Joy and anticipation shove her heart up into her throat, but love pulls her lips back in a smile. "There's nothing to forgive except the lack of hot chocolate, but I think we'll manage."
He gives a watery chuckle.
"Come home."
"I - "
WHAT IS GOING ON!?
Dolores jumps back from the wall, scraping her knuckles raw against the rough wood planks as she jerks her hand away. She spins around, eyes darting around the deserted dining room, heart pounding.
She doesn't need her Gift to follow the argument into the courtyard, and neither does anyone else in the family. Abuela and Mirabel circle each other, those ten years of rage and terror and pain burning down everything in their path, flames strengthening as Abuela lays out every blame at Mira's feet.
"The cracks started with you. Bruno left because of you. Luisa's losing her powers. Isabela's out of control because of you! I don't know why you weren't given a Gift, but it is not an excuse for you to hurt this family!"
She didn't, she didn't, she didn't. comes Bruno's frantic whispering. It was me, it was me, it was me.
Mirabel blinks, gazing dispassionately through the ashes. "I...will never be good enough for you...will I?"
No!
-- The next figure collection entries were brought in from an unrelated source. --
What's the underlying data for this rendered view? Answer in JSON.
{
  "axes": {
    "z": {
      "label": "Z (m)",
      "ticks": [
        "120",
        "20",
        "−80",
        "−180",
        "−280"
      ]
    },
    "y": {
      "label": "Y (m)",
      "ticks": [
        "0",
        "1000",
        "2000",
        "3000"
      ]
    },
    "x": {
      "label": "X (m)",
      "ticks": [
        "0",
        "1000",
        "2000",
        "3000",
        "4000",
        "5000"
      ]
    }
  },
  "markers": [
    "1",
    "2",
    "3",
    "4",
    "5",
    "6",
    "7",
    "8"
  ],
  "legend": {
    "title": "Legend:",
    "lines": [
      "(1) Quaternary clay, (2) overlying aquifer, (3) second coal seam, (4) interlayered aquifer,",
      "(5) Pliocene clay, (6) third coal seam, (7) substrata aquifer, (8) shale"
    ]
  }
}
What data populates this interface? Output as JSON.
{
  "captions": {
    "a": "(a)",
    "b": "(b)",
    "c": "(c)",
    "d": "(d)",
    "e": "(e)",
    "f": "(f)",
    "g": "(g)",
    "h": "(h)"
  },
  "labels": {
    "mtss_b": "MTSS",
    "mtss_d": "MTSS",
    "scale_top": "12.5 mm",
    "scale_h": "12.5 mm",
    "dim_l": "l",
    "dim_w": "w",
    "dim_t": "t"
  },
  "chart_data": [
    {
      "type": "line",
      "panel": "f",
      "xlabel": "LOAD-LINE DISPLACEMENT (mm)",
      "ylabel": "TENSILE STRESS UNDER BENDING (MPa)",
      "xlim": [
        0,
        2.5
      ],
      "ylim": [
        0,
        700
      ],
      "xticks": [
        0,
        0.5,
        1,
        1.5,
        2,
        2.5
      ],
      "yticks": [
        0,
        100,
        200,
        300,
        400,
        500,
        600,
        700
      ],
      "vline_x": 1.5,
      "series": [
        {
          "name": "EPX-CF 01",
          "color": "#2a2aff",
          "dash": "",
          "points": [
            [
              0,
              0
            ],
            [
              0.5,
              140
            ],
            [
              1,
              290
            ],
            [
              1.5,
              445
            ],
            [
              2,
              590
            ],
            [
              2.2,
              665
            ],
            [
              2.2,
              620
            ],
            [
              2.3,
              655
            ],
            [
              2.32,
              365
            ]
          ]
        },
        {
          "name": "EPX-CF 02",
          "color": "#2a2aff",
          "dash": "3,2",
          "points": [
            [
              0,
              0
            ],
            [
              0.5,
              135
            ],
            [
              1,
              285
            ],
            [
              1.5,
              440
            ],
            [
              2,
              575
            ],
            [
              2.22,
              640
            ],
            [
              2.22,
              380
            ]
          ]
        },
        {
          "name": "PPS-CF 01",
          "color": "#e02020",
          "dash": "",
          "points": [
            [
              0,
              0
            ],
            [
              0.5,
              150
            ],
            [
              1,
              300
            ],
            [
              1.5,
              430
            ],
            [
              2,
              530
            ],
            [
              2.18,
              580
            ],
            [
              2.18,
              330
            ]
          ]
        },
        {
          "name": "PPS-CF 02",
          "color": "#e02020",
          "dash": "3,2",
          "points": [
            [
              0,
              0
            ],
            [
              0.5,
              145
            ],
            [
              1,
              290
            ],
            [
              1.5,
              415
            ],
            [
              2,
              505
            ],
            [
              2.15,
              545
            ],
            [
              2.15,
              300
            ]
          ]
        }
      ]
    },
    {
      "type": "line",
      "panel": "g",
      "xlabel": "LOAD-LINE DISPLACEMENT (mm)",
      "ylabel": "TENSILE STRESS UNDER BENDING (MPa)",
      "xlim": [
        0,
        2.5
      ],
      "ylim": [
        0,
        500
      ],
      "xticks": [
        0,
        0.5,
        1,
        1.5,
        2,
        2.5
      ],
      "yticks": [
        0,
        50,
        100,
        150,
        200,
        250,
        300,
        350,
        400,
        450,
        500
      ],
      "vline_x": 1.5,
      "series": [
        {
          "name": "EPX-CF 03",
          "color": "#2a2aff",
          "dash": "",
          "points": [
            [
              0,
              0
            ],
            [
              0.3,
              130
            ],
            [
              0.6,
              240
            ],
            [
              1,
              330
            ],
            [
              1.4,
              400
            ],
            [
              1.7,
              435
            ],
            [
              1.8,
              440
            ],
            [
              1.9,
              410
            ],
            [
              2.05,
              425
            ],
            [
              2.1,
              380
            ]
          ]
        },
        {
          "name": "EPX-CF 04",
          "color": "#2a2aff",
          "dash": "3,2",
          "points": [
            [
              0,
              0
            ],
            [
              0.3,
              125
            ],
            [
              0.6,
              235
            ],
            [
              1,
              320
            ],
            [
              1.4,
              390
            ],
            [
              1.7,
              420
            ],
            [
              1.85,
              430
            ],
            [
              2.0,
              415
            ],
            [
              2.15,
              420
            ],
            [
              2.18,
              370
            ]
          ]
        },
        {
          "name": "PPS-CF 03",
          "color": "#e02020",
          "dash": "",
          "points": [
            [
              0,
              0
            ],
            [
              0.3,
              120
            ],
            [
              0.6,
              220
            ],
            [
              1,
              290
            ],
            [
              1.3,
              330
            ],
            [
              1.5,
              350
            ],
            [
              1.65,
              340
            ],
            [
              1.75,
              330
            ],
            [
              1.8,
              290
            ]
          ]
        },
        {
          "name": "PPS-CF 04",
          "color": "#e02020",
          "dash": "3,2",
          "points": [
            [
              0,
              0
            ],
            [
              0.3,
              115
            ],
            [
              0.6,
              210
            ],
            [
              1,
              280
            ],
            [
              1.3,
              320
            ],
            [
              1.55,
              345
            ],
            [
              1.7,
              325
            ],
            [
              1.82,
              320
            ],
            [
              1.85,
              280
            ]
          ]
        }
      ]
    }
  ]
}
No, no, no!
Tío bolts, pit-pat-pit-pat-pit-pat, as fast as he can through the hidden corridors, racing the cracks that spread rapidly across doors, walls, windows, and floors. Everywhere she looks, the house is crumbling, the Magic is crumbling, her hope is crumbling.
Casita groans, bricks and wood shattering like broken bones, and the pain of it makes her head rattle. She grasps at her ears, trying to shut out the sounds of dying, when it enters its death throes and lobs the family out of the door and onto the hard packed earth.
It shudders one more time and falls, a ringing silence swallowing the last breath she strains to hear.